C++ Lockless Queue for a Threadpool

Started by
11 comments, last by Hodgman 13 years, 8 months ago
Hey guys,

I need a bit of help. I'm looking into optimizing my threadpool with a lockless queue for its tasks. I'm looking for a single producer (the applications' main thread) and a multi-consumer (all my threadpools' threads). I've been reading articles and whitepapers for all different implementations using the boost libraries, C++0x, and all kinds of stuff. I'm looking for a simple-yet-effective method for a Win32 environment.

Anyone have any pointers, tips, experience or reference material they can recommend? I'm trying to get a feel for this as well, I don't anyone to just post source code with no explanation of what it does :-P

Thanks, guys!
Keith M. Programming - My Game Dev Blog.
Tutorials. Games. Code Snippets. Bad Jokes. I got 'em all.

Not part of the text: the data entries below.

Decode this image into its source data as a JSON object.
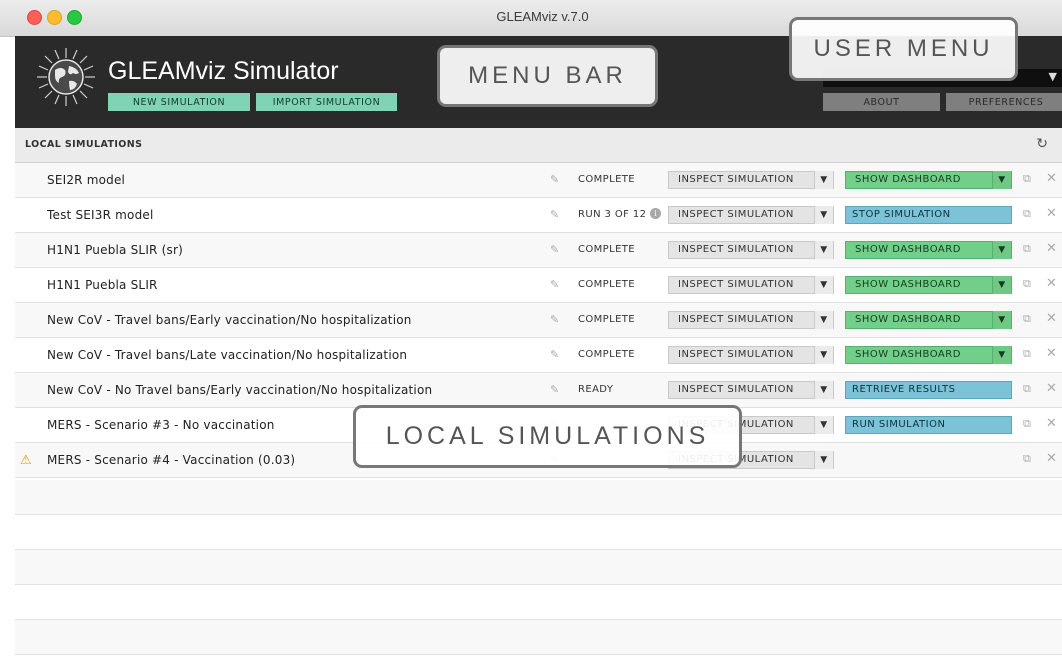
{
  "window": {
    "title": "GLEAMviz v.7.0"
  },
  "header": {
    "app_title": "GLEAMviz Simulator",
    "new_simulation": "NEW SIMULATION",
    "import_simulation": "IMPORT SIMULATION",
    "about": "ABOUT",
    "preferences": "PREFERENCES"
  },
  "section": {
    "title": "LOCAL SIMULATIONS"
  },
  "callouts": {
    "menu_bar": "MENU BAR",
    "user_menu": "USER MENU",
    "local_simulations": "LOCAL SIMULATIONS"
  },
  "simulations": [
    {
      "name": "SEI2R model",
      "status": "COMPLETE",
      "inspect": "INSPECT SIMULATION",
      "action": "SHOW DASHBOARD",
      "action_style": "green",
      "warning": false
    },
    {
      "name": "Test SEI3R model",
      "status": "RUN 3 OF 12",
      "inspect": "INSPECT SIMULATION",
      "action": "STOP SIMULATION",
      "action_style": "blue",
      "warning": false,
      "info": true
    },
    {
      "name": "H1N1 Puebla SLIR (sr)",
      "status": "COMPLETE",
      "inspect": "INSPECT SIMULATION",
      "action": "SHOW DASHBOARD",
      "action_style": "green",
      "warning": false
    },
    {
      "name": "H1N1 Puebla SLIR",
      "status": "COMPLETE",
      "inspect": "INSPECT SIMULATION",
      "action": "SHOW DASHBOARD",
      "action_style": "green",
      "warning": false
    },
    {
      "name": "New CoV - Travel bans/Early vaccination/No hospitalization",
      "status": "COMPLETE",
      "inspect": "INSPECT SIMULATION",
      "action": "SHOW DASHBOARD",
      "action_style": "green",
      "warning": false
    },
    {
      "name": "New CoV - Travel bans/Late vaccination/No hospitalization",
      "status": "COMPLETE",
      "inspect": "INSPECT SIMULATION",
      "action": "SHOW DASHBOARD",
      "action_style": "green",
      "warning": false
    },
    {
      "name": "New CoV - No Travel bans/Early vaccination/No hospitalization",
      "status": "READY",
      "inspect": "INSPECT SIMULATION",
      "action": "RETRIEVE RESULTS",
      "action_style": "blue",
      "warning": false
    },
    {
      "name": "MERS - Scenario #3 - No vaccination",
      "status": "",
      "inspect": "INSPECT SIMULATION",
      "action": "RUN SIMULATION",
      "action_style": "blue",
      "warning": false
    },
    {
      "name": "MERS - Scenario #4 - Vaccination (0.03)",
      "status": "",
      "inspect": "INSPECT SIMULATION",
      "action": "",
      "action_style": "none",
      "warning": true
    }
  ],
  "icons": {
    "edit": "pencil-icon",
    "info": "info-icon",
    "copy": "copy-icon",
    "remove": "close-icon",
    "refresh": "refresh-icon",
    "warning": "warning-icon",
    "logo": "globe-logo-icon"
  }
}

Follow me on Twitter. [twitter]KeithMaggio[/twitter]
Listen to me yap about programming and games and junk.
There's an excellent article on this in the book "Game Programming Gems 6". It's the very first section: "Lock-free algorithms".
Darn, I only have Game Programming Gems 2. Oh well, still a good book and I'll look that article up! Thanks! Keep the ideas comin'!
Keith M. Programming - My Game Dev Blog.
Tutorials. Games. Code Snippets. Bad Jokes. I got 'em all.

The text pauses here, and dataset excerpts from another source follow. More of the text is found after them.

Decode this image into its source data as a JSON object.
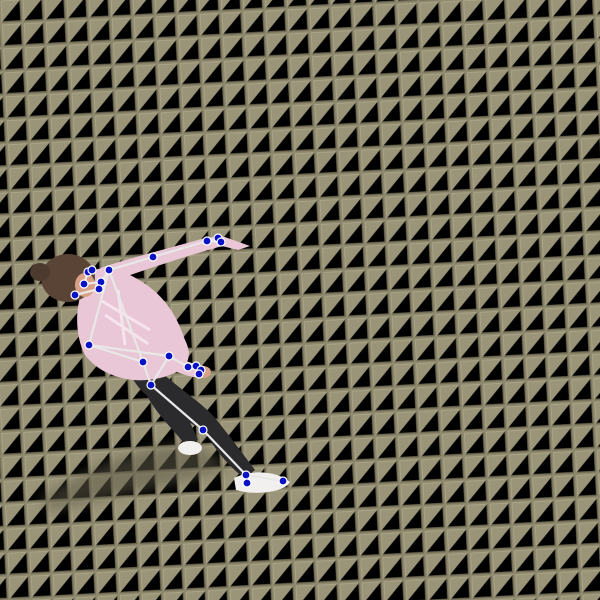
{
  "image": {
    "subject": "figure-with-pose-keypoints",
    "background": "paving-stone-ground"
  },
  "colors": {
    "ground": "#8f8a6f",
    "tile_line": "#6f6a52",
    "tile_highlight": "#a9a486",
    "shadow": "#5e5a46",
    "top": "#e9c7d6",
    "pants": "#2b2a2c",
    "skin": "#d9a088",
    "hair": "#5a4436",
    "shoe": "#f1f0ee",
    "skeleton_line": "#e8e8e8",
    "keypoint_fill": "#0a12c8",
    "keypoint_stroke": "#ffffff"
  },
  "pose": {
    "keypoint_count": 26,
    "bone_count": 22
  }
}
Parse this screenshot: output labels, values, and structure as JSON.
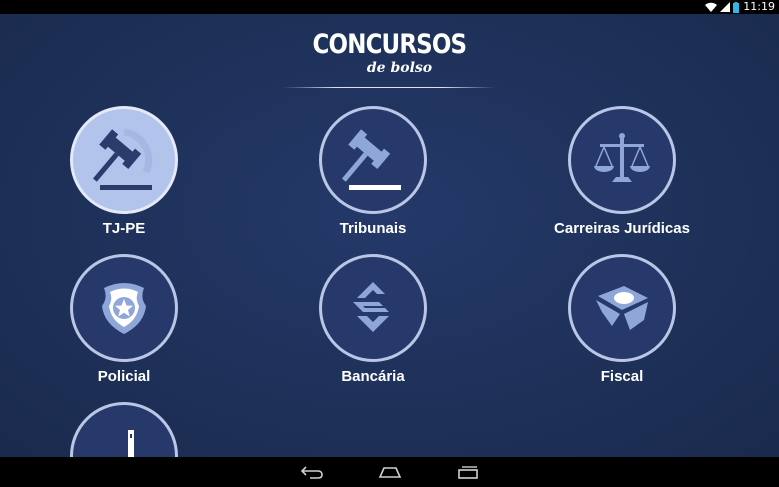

Follow me on Twitter. [twitter]KeithMaggio[/twitter]
Listen to me yap about programming and games and junk.
How exactly are you planning on using this queue? What sort of data will it hold? How often will producers access it? How often will consumers access it? Have you profiled a lock-based solution and determined that it is insufficiently fast for your needs?

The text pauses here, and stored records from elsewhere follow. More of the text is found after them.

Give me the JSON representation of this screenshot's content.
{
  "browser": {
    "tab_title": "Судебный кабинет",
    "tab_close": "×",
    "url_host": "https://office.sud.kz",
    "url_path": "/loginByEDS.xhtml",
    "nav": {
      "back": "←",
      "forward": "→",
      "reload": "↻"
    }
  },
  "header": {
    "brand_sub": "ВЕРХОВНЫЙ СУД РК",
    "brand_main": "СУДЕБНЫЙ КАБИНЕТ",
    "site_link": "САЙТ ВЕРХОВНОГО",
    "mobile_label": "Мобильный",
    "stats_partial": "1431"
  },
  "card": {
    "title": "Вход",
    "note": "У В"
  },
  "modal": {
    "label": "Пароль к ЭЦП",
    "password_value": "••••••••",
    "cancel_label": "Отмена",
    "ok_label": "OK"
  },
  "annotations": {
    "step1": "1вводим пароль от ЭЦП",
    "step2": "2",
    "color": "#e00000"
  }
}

Lockless programming is a bitch to get right, and the benefits are very rarely substantial enough to justify the difficulty. It pays to be very, very sure that you need such a beast before deploying it. For instance, a standard reader/writer lock would accomplish what you need, and is trivially easy to implement on Win32 (I have code and documentation explaining how to do it if you're interested).

Wielder of the Sacred Wands
[Work - ArenaNet] [Epoch Language] [Scribblings]

I'd be very interested to read it!

Pretty much it's implementing the threadpool design: threads are created at the programs start, and are exited at the end. This queue will contain tasks for the threads to complete. If a thread has no task, it will access a task queue, which will pop off the next available task.

The type of tasks used will range from anything from AI to object updating, audio, physics, math, Kevin Bacon -- Anything I need it to. I'm trying to make it as extensible as possible so I can use it again in other future projects and make a ton of demos and tutorials on it =) a research project for myself.

I realize they're a bitch to get right, but that's all the more reason for me to pursue it! If I didn't want a challenge, then I guess I wouldn't be in game development =D
Keith M. Programming - My Game Dev Blog.
Tutorials. Games. Code Snippets. Bad Jokes. I got 'em all.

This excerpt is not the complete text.